Reputation: 1098
I have created a Kafka consumer in Apache Flink API written in Scala. Whenever I pass some messages from a topic, it duly is receiving them. However, when I restart the consumer, instead of receiving the new or unconsumed messages, it consumes the latest message that was sent to that topic.
Here's what I am doing:
Running the producer:
$ bin/kafka-console-producer.sh --broker-list localhost:9092 --topic corr2
Running the consumer:
val properties = new Properties()
properties.setProperty("bootstrap.servers", "localhost:9092")
properties.setProperty("zookeeper.connect", "localhost:2181")
properties.setProperty("group.id", "test")
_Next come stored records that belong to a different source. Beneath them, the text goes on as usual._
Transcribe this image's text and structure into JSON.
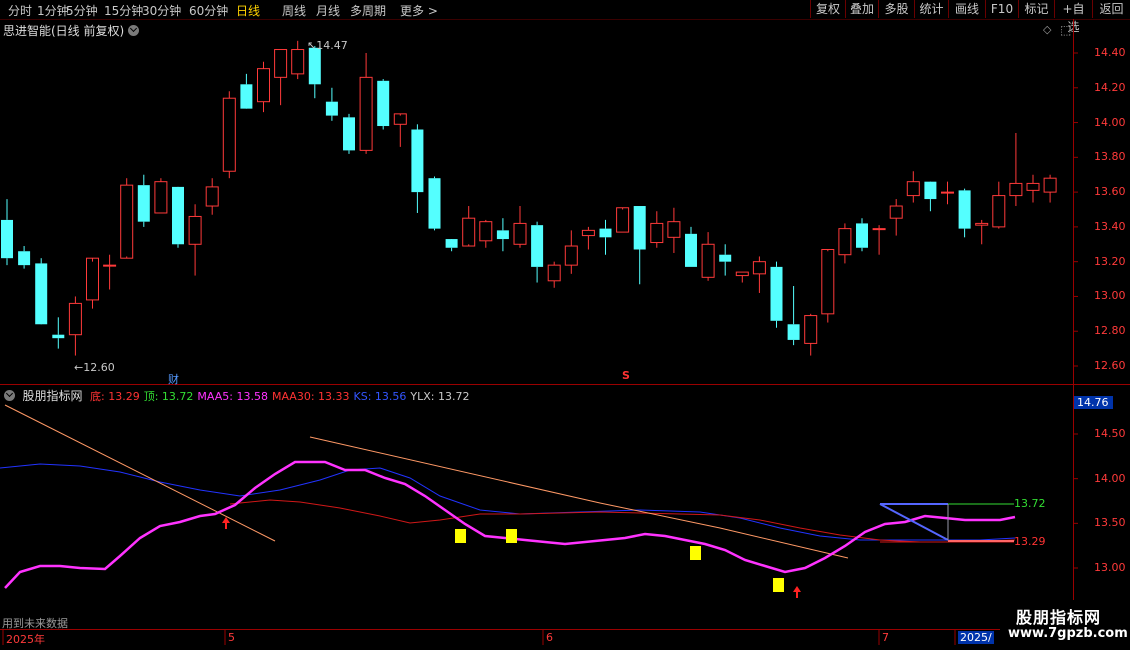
{
  "toolbar": {
    "periods": [
      "分时",
      "1分钟",
      "5分钟",
      "15分钟",
      "30分钟",
      "60分钟",
      "日线",
      "周线",
      "月线",
      "多周期",
      "更多 >"
    ],
    "active_period": "日线",
    "right_buttons": [
      "复权",
      "叠加",
      "多股",
      "统计",
      "画线",
      "F10",
      "标记",
      "+自选",
      "返回"
    ]
  },
  "main_chart": {
    "title": "思进智能(日线 前复权)",
    "high_label": "14.47",
    "low_label": "12.60",
    "marker_cai": "财",
    "marker_s": "S",
    "y_ticks": [
      "14.40",
      "14.20",
      "14.00",
      "13.80",
      "13.60",
      "13.40",
      "13.20",
      "13.00",
      "12.80",
      "12.60"
    ],
    "candles": [
      [
        13.44,
        13.56,
        13.18,
        13.22
      ],
      [
        13.26,
        13.29,
        13.16,
        13.18
      ],
      [
        13.19,
        13.22,
        12.89,
        12.84
      ],
      [
        12.78,
        12.88,
        12.7,
        12.76
      ],
      [
        12.78,
        13.0,
        12.66,
        12.96
      ],
      [
        12.98,
        13.2,
        12.93,
        13.22
      ],
      [
        13.18,
        13.24,
        13.04,
        13.18
      ],
      [
        13.22,
        13.68,
        13.23,
        13.64
      ],
      [
        13.64,
        13.7,
        13.4,
        13.43
      ],
      [
        13.48,
        13.68,
        13.48,
        13.66
      ],
      [
        13.63,
        13.62,
        13.28,
        13.3
      ],
      [
        13.3,
        13.53,
        13.12,
        13.46
      ],
      [
        13.52,
        13.68,
        13.47,
        13.63
      ],
      [
        13.72,
        14.18,
        13.68,
        14.14
      ],
      [
        14.22,
        14.28,
        14.12,
        14.08
      ],
      [
        14.12,
        14.35,
        14.06,
        14.31
      ],
      [
        14.26,
        14.42,
        14.1,
        14.42
      ],
      [
        14.28,
        14.47,
        14.25,
        14.42
      ],
      [
        14.43,
        14.44,
        14.14,
        14.22
      ],
      [
        14.12,
        14.2,
        14.01,
        14.04
      ],
      [
        14.03,
        14.05,
        13.82,
        13.84
      ],
      [
        13.84,
        14.4,
        13.82,
        14.26
      ],
      [
        14.24,
        14.25,
        13.96,
        13.98
      ],
      [
        13.99,
        14.04,
        13.86,
        14.05
      ],
      [
        13.96,
        13.99,
        13.48,
        13.6
      ],
      [
        13.68,
        13.69,
        13.38,
        13.39
      ],
      [
        13.33,
        13.3,
        13.26,
        13.28
      ],
      [
        13.29,
        13.52,
        13.3,
        13.45
      ],
      [
        13.32,
        13.44,
        13.28,
        13.43
      ],
      [
        13.38,
        13.45,
        13.26,
        13.33
      ],
      [
        13.3,
        13.52,
        13.28,
        13.42
      ],
      [
        13.41,
        13.43,
        13.08,
        13.17
      ],
      [
        13.09,
        13.2,
        13.05,
        13.18
      ],
      [
        13.18,
        13.38,
        13.13,
        13.29
      ],
      [
        13.35,
        13.4,
        13.27,
        13.38
      ],
      [
        13.39,
        13.44,
        13.24,
        13.34
      ],
      [
        13.37,
        13.5,
        13.37,
        13.51
      ],
      [
        13.52,
        13.52,
        13.07,
        13.27
      ],
      [
        13.31,
        13.49,
        13.28,
        13.42
      ],
      [
        13.34,
        13.51,
        13.25,
        13.43
      ],
      [
        13.36,
        13.4,
        13.17,
        13.17
      ],
      [
        13.11,
        13.37,
        13.09,
        13.3
      ],
      [
        13.24,
        13.3,
        13.12,
        13.2
      ],
      [
        13.12,
        13.14,
        13.08,
        13.14
      ],
      [
        13.13,
        13.23,
        13.02,
        13.2
      ],
      [
        13.17,
        13.2,
        12.82,
        12.86
      ],
      [
        12.84,
        13.06,
        12.72,
        12.75
      ],
      [
        12.73,
        12.9,
        12.66,
        12.89
      ],
      [
        12.9,
        13.26,
        12.85,
        13.27
      ],
      [
        13.24,
        13.42,
        13.19,
        13.39
      ],
      [
        13.42,
        13.45,
        13.26,
        13.28
      ],
      [
        13.39,
        13.41,
        13.24,
        13.39
      ],
      [
        13.45,
        13.56,
        13.35,
        13.52
      ],
      [
        13.58,
        13.72,
        13.54,
        13.66
      ],
      [
        13.66,
        13.64,
        13.49,
        13.56
      ],
      [
        13.6,
        13.66,
        13.53,
        13.6
      ],
      [
        13.61,
        13.62,
        13.34,
        13.39
      ],
      [
        13.41,
        13.44,
        13.3,
        13.42
      ],
      [
        13.4,
        13.66,
        13.39,
        13.58
      ],
      [
        13.58,
        13.94,
        13.52,
        13.65
      ],
      [
        13.61,
        13.7,
        13.54,
        13.65
      ],
      [
        13.6,
        13.7,
        13.54,
        13.68
      ]
    ]
  },
  "indicator": {
    "name": "股朋指标网",
    "items": [
      {
        "label": "底:",
        "value": "13.29",
        "color": "#ff3333"
      },
      {
        "label": "顶:",
        "value": "13.72",
        "color": "#33dd33"
      },
      {
        "label": "MAA5:",
        "value": "13.58",
        "color": "#ff33ff"
      },
      {
        "label": "MAA30:",
        "value": "13.33",
        "color": "#ff3333"
      },
      {
        "label": "KS:",
        "value": "13.56",
        "color": "#3355ff"
      },
      {
        "label": "YLX:",
        "value": "13.72",
        "color": "#c8c8c8"
      }
    ],
    "y_ticks": [
      "14.76",
      "14.50",
      "14.00",
      "13.50",
      "13.00"
    ],
    "label_top": "13.72",
    "label_bottom": "13.29",
    "future_note": "用到未来数据"
  },
  "x_axis": {
    "labels": [
      "2025年",
      "5",
      "6",
      "7",
      "2025/"
    ]
  },
  "watermark": {
    "line1": "股朋指标网",
    "line2": "www.7gpzb.com"
  },
  "colors": {
    "up": "#ff3a3a",
    "down": "#54ffff",
    "magenta": "#ff33ff",
    "blue": "#2233ff",
    "red": "#d01818",
    "orange": "#ff9966",
    "yellow": "#ffff00"
  }
}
val env = StreamExecutionEnvironment.getExecutionEnvironment
val st = env
.addSource(new FlinkKafkaConsumer09[String]("corr2", new SimpleStringSchema(), properties))
env.enableCheckpointing(5000)
st.print()
env.execute()
Passing some messages
Upvotes: 3
Views: 3316
Reputation: 4542
You are running a Kafka consumer with a checkpoint interval of 5 seconds. So every 5 seconds, Flink is creating a copy of your operator's state (the offsets) for recovery.
Once the checkpoint is completed, it will let the operator know that the checkpoint is finished. On that notification, the Kafka consumer commits the offsets to Zookeeper. So roughly every 5 seconds, we are writing the offsets of the last checkpoint into ZK.
When you start the Flink job again, it will find the offsets in ZK and go on from there. Depending on the timing, all messages received after the commit to ZK will be send again.
You can not avoid this behavior because the .print()
"operator" is not part of the checkpointing. Its meant as a debugging utility.
However a data sink which participates in the checkpointing (for example the rolling file sink) will ensure that no duplicates are written to the file system.
Upvotes: 6